# Guiding Star



## Anterix (Jan 24, 2010)

A Christmas piece for flute and piano.

Like a child following a butterfly, people let themselves be guided by the Star to our savior.

I hope you like and comment. Comments are very important for us. Even if it is: this one I also didn't like because...
And if you like, by all means, say it! 
If you have more technical issues you would like to discuss, say it! We are happy to know you took the time to hear it at least once. And if it means something to you may be you will hear it more times and we would like to know.

Thank you in advance.

Hoping you like:

Krummhorn tried to fix the link, but apparently it didn't work too. And now I can't edit the OP.

Here goes the link.






[admin edit: repaired the link and edited text]


----------



## Mahlerian (Nov 27, 2012)

I enjoy the piece quite a bit. I think your aesthetic works well in this kind of intimate setting, and I prefer it to the more cinematic presentation of your orchestral works (purely a matter of personal taste).

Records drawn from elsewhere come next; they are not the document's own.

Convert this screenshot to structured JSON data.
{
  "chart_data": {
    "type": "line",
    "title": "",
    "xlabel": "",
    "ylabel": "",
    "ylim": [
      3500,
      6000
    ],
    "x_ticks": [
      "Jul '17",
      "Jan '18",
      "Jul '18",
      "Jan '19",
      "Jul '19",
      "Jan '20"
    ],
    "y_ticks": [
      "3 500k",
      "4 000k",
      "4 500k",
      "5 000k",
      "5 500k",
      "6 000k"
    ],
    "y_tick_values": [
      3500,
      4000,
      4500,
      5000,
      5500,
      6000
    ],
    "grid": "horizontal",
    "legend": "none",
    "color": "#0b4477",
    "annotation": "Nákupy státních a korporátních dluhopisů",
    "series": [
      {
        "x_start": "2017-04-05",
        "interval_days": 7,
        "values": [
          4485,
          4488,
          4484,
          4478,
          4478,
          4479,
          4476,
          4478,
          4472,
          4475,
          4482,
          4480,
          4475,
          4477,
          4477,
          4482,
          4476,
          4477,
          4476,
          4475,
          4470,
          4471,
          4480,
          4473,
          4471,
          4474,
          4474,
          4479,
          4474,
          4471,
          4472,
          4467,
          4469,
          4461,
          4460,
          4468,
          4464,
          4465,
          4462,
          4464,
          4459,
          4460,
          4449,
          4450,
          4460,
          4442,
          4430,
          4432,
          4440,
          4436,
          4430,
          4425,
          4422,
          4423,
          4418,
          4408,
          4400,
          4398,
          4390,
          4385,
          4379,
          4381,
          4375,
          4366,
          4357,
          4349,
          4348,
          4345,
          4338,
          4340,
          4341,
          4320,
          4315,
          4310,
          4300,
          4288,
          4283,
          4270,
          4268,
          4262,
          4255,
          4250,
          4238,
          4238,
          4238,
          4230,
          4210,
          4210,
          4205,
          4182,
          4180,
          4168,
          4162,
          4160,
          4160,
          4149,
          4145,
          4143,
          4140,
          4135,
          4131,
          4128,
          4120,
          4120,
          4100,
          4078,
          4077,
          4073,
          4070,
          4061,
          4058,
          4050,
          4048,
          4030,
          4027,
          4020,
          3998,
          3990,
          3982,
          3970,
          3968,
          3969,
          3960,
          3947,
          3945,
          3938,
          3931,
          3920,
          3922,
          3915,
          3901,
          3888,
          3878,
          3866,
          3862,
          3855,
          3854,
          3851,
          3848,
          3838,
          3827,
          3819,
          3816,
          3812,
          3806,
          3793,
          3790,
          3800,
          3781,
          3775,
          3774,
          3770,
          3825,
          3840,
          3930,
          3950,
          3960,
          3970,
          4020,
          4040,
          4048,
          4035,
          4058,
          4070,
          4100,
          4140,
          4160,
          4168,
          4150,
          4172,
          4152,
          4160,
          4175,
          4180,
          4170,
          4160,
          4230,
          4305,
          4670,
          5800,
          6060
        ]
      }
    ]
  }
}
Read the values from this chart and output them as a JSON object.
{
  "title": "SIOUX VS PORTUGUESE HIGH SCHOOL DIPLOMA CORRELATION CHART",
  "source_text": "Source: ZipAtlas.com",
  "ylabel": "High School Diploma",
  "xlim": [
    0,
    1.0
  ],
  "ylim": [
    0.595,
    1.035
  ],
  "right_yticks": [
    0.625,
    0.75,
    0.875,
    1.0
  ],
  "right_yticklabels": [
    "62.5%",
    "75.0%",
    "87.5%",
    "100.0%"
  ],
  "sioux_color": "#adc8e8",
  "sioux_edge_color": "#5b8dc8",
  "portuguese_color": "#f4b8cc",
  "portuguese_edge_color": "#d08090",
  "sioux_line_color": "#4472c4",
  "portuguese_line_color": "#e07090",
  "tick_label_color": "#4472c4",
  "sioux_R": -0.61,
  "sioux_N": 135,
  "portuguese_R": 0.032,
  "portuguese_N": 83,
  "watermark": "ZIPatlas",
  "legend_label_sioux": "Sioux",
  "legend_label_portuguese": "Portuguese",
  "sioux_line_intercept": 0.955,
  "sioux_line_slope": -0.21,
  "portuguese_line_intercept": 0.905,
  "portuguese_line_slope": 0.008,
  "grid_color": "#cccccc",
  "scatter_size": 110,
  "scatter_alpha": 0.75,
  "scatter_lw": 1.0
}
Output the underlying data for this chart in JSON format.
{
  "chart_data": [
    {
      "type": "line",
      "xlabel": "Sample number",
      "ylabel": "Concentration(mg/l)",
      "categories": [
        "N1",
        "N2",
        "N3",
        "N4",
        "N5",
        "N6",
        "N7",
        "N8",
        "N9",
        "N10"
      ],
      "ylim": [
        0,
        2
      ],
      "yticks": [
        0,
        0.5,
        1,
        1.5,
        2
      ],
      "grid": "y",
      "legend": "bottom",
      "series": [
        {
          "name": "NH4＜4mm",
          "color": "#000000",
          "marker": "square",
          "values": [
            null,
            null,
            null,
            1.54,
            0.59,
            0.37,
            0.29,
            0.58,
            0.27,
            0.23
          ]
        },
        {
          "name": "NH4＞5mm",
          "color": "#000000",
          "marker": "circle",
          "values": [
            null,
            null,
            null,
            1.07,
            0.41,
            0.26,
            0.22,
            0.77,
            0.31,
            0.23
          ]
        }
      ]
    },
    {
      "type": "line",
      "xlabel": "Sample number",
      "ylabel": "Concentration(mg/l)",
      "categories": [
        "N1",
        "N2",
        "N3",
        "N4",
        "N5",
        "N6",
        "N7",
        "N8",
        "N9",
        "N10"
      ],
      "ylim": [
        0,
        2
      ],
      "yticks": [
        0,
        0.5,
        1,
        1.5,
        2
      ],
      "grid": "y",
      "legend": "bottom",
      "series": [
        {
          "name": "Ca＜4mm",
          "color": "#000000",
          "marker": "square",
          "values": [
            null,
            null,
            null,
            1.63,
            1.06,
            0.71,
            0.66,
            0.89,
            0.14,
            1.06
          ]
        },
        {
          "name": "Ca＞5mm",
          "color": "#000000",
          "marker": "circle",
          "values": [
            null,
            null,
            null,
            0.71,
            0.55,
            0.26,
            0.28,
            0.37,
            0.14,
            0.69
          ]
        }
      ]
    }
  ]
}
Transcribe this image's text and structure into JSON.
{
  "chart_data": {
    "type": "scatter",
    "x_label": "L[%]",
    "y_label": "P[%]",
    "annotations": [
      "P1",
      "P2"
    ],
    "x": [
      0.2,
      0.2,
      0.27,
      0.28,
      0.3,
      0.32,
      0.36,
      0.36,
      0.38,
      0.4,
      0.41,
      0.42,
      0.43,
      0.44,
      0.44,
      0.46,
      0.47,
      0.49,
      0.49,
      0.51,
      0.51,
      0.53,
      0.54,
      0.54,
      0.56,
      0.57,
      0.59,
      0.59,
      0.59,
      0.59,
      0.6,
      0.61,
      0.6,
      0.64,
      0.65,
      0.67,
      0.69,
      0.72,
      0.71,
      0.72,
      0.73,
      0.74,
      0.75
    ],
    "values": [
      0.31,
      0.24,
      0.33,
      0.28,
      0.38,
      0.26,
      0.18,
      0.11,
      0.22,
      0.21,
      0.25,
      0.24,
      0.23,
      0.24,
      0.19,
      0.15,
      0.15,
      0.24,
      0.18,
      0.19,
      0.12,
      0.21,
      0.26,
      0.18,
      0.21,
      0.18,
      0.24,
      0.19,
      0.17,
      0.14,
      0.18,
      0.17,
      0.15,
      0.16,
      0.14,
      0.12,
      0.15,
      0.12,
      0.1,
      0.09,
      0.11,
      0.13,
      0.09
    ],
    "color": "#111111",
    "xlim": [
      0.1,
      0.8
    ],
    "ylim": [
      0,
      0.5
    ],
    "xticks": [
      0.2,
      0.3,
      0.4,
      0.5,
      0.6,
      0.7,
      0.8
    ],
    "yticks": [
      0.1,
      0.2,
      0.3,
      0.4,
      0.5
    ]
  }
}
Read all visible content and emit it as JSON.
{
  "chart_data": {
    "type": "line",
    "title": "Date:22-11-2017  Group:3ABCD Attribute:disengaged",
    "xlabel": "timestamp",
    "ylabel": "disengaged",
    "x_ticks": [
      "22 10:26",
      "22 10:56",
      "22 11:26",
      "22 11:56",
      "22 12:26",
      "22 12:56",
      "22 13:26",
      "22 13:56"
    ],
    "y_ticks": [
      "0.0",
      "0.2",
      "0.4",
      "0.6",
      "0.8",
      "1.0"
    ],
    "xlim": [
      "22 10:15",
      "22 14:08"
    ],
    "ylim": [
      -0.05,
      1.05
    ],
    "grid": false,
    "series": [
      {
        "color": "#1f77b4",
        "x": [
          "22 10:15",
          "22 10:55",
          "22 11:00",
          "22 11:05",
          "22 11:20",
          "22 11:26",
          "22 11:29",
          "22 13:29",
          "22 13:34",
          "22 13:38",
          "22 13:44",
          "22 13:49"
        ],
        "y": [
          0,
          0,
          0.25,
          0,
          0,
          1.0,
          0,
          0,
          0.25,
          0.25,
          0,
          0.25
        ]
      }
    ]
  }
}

I'd give more specific comments, but I'd have to see the score, and I understand if you don't want to put it out there.


----------



## Anterix (Jan 24, 2010)

Here is the score.

Thank you for your comments Mahlerian!

If anyone wants to play it do it and send me an mp3 with it.

I am happy to answer all questions you may have about it.

View attachment Estrela Guia.pdf


----------



## Mahlerian (Nov 27, 2012)

A few comments:
I appreciate the fact that the response to the opening flute call is not an exact sequence.

The cascading open fifths are probably meant to sound bell-like. Usually fourths are used. (not a criticism)

Even when you narrow down to two lines in bars 60ff, the harmonic implications of the lines are clearly heard. Excellent.

Your writing is motivic but varied throughout. The texture also retains just the right amount of diversity. I'm very impressed.


----------



## aleazk (Sep 30, 2011)

Pretty good. 
I only have one comment. I know the piano is the accompaniment here, but at some moments I felt I would like a slightly more rich piano part, particularly the bass line, those octaves become too static at some moments. Not very much, just little details, to feel it's "alive", like the flute.


----------



## PetrB (Feb 28, 2012)

"Server not found" -- is the link incompletely typed?


----------



## Krummhorn (Feb 18, 2007)

Link repaired - try it again, PetrB


----------



## Matsps (Jan 13, 2014)

Pretty good piece of music.


----------



## Anterix (Jan 24, 2010)

Thank you Matsps. It's always good to know our work is appreciated!


----------